35.8.1. Respiratory disease

Chapter 35

An early report by Sölling [806] documented modest increases in sFLCs in a small number of patients with tuberculosis and chronic bronchitis. Elevations in sFLCs were also found in patients with active sarcoidosis, at approximately twice the concentration found in normal individuals. A later study by Hoffman et al. [761] demonstrated elevated levels of polyclonal sFLCs in patients with acute pneumonia (Figure 35.13).
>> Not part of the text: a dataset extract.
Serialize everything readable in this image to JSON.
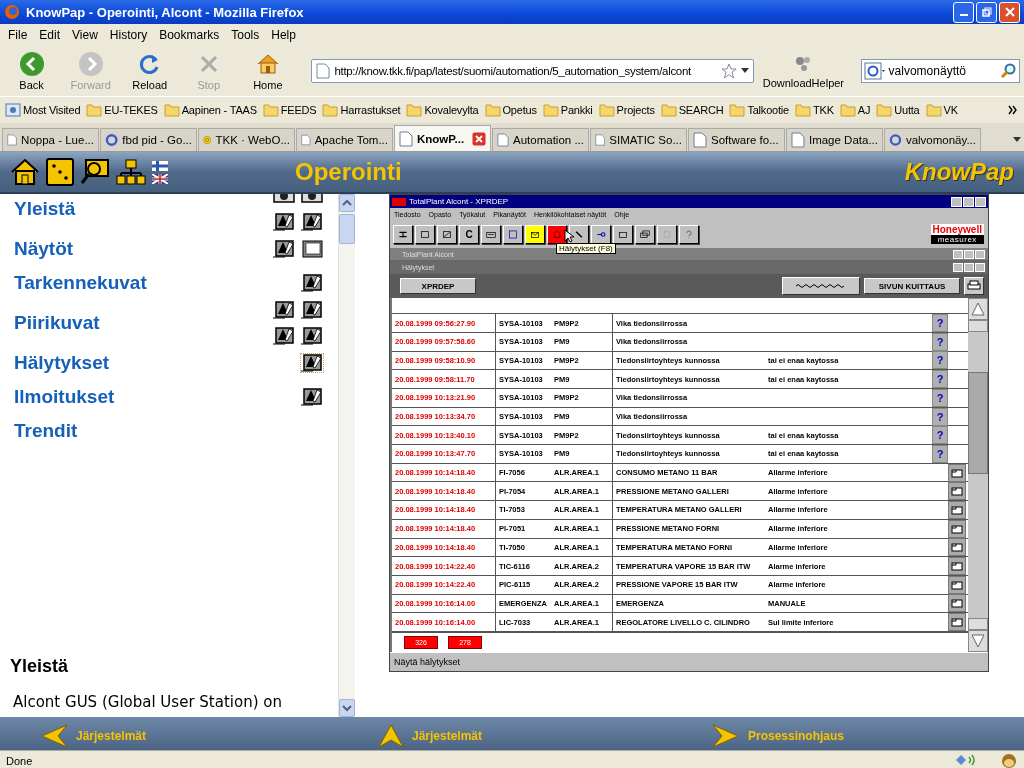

Western blots and ELISAs were used to investigate FLCs in murine lung emphysema models, and amounts were found to be increased in serum and lymph node extracts after smoke exposure; sFLCs were also found to be elevated in patients with chronic obstructive pulmonary disease (COPD; n=6) [807]. Further experiments indicated the binding of FLCs to neutrophils and a potential role in the pathology of COPD [807].

Hampson et al. [908] assessed ∑FLC concentrations at baseline as a potential clinical biomarker in alpha 1-antitrypsin deficient (A1ATD) (n=547) and non-A1ATD COPD patients (usual COPD, n=327). On multivariate analysis, elevated ∑FLC concentrations (>44.3 mg/L) were associated with increased mortality in both cohorts (A1ATD, odds ratio (OR): 2.89, p=0.002; usual COPD, OR: 1.80, p=0.009), consistent with other published studies (Sections 35.2, 35.3 and 35.10). ∑FLC were also higher in A1ATD patients with chronic bronchitis (p=0.019) and airway bacterial colonisation (p=0.008) and the authors concluded that ∑FLC may be a promising biomarker for risk stratification in COPD.